CONCLUSIONS: We established a workflow allowing for a \"one-stop\" collaborative assessments by experts of multiple fields and helps for correct the diagnosis of cases with falsenegative and -positive and VUS genetic reports and may have significant influences for intervention, prevention and genetic counseling of pediatric epilepsy and neurodevelopmental disorders.
METHODS: All the patients had undergone an aligned and sequential consultations and discussions by a \"triple reanalysis\" procedure by clinical, genetic specialists, and researchers.
RESULTS: Among the 202 cases for MMC, we totally identified 47 cases (23%) harboring causative variants in 24 genes and 15 chromosomal regions after the MMC. In the 15 cases with positive CNVs, 3 cases harbor the deletions or duplications in 16p11.2, and 2 cases for 1p36. The bioinformatical reanalysis revealed 47 positive cases, in which 12 (26%) were reported to be negative, VUS or incorrectly positive in pre-MMC reports. Additionally, among 87 cases with negative cases, 4 (5%) were reported to be positive in pre-MMC reports.
CONCLUSIONS: We established a workflow allowing for a \"one-stop\" collaborative assessments by experts of multiple fields and helps for correct the diagnosis of cases with falsenegative and -positive and VUS genetic reports and may have significant influences for intervention, prevention and genetic counseling of pediatric epilepsy and neurodevelopmental disorders.
摘要:
背景:癫痫(EP)是一种常见的神经系统疾病,其中70-80%被认为是遗传原因。

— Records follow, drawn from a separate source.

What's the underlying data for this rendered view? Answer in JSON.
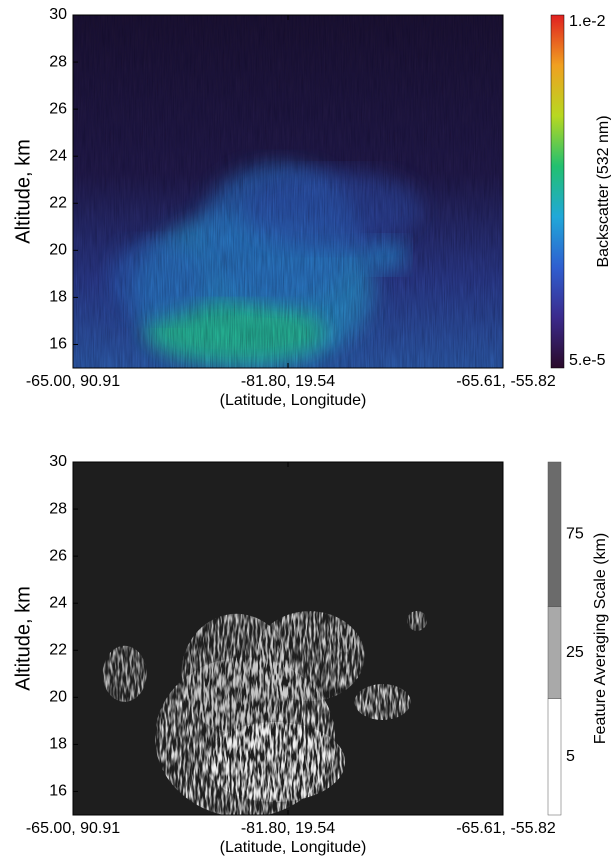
{
  "chart_data": [
    {
      "type": "curtain",
      "ylabel": "Altitude, km",
      "xlabel": "(Latitude, Longitude)",
      "categories": [
        "-65.00, 90.91",
        "-81.80, 19.54",
        "-65.61, -55.82"
      ],
      "ylim": [
        15,
        30
      ],
      "yticks": [
        16,
        18,
        20,
        22,
        24,
        26,
        28,
        30
      ],
      "colorbar": {
        "label": "Backscatter (532 nm)",
        "scale": "log",
        "lim": [
          5e-05,
          0.01
        ],
        "ticks": [
          {
            "value": 0.01,
            "label": "1.e-2"
          },
          {
            "value": 5e-05,
            "label": "5.e-5"
          }
        ],
        "colors": [
          "#2a0a2a",
          "#3b2a8c",
          "#2f5fd0",
          "#20a8d8",
          "#22c070",
          "#b8d820",
          "#f0a020",
          "#e02020"
        ]
      }
    },
    {
      "type": "curtain",
      "ylabel": "Altitude, km",
      "xlabel": "(Latitude, Longitude)",
      "categories": [
        "-65.00, 90.91",
        "-81.80, 19.54",
        "-65.61, -55.82"
      ],
      "ylim": [
        15,
        30
      ],
      "yticks": [
        16,
        18,
        20,
        22,
        24,
        26,
        28,
        30
      ],
      "colorbar": {
        "label": "Feature Averaging Scale (km)",
        "scale": "categorical",
        "ticks": [
          5,
          25,
          75
        ],
        "colors": [
          "#ffffff",
          "#a9a9a9",
          "#6b6b6b"
        ]
      }
    }
  ]
}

在癫痫患者中,神经发育迟缓(NDD)普遍存在。下一代测序已广泛用于诊断EP/NDD。然而,诊断率仍为40%-50%。已经开发了许多再分析管道和软件,用于疾病的自动再分析和决策。然而,对于较小的遗传中心或常规的儿科实践,这是一项极具挑战性的任务。为了解决临床和遗传诊断问题,“我们组织了一个多学科分子咨询(MMC)小组,为下级医院转诊的202名EP/NDD儿童进行分子咨询。

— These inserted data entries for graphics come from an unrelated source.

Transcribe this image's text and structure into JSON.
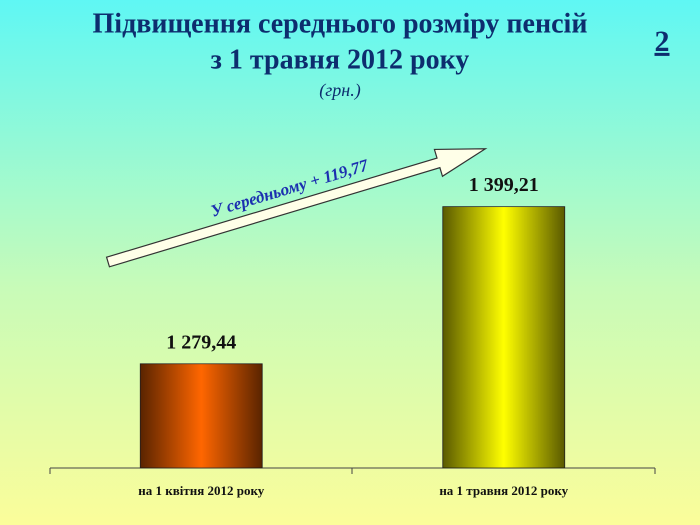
{
  "chart_data": {
    "type": "bar",
    "title": [
      "Підвищення середнього розміру пенсій",
      "з 1 травня 2012 року"
    ],
    "subtitle": "(грн.)",
    "page_number": "2",
    "annotation": "У середньому + 119,77",
    "categories": [
      "на 1 квітня 2012 року",
      "на 1 травня 2012 року"
    ],
    "values": [
      1279.44,
      1399.21
    ],
    "value_labels": [
      "1 279,44",
      "1 399,21"
    ],
    "colors": [
      "#ff6600",
      "#ffff00"
    ],
    "ylim": [
      1200,
      1450
    ]
  }
}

方法:所有患者都通过临床的“三重再分析”程序进行了一致和连续的咨询和讨论,遗传专家,和研究人员。
结果:在202例MMC中,我们总共确定了47例(23%)在MMC后的24个基因和15个染色体区域存在致病变异.在15例CNVs阳性的病例中,3例16p11.2缺失或重复,2例1p36缺失或重复。生物信息学再分析发现47例阳性,其中12人(26%)被报告为阴性,VUS或MMC前报告中的错误阳性。此外,在87例阴性病例中,4(5%)在MMC前报告中报告为阳性。
结论:我们建立了一个工作流程,允许由多个领域专家进行“一站式”协作评估,并有助于纠正假阴性和阳性和VUS基因报告的病例的诊断,并可能对干预产生重大影响。儿童癫痫和神经发育障碍的预防和遗传咨询。
方法:所有患者都通过临床的“三重再分析”程序进行了一致和连续的咨询和讨论,遗传专家,和研究人员。
结果:在202例MMC中,我们总共确定了47例(23%)在MMC后的24个基因和15个染色体区域存在致病变异.在15例CNVs阳性的病例中,3例16p11.2缺失或重复,2例1p36缺失或重复。生物信息学再分析发现47例阳性,其中12人(26%)被报告为阴性,VUS或MMC前报告中的错误阳性。此外,在87例阴性病例中,4(5%)在MMC前报告中报告为阳性。
结论:我们建立了一个工作流程,允许由多个领域专家进行“一站式”协作评估,并有助于纠正假阴性和阳性和VUS基因报告的病例的诊断,并可能对干预产生重大影响。儿童癫痫和神经发育障碍的预防和遗传咨询。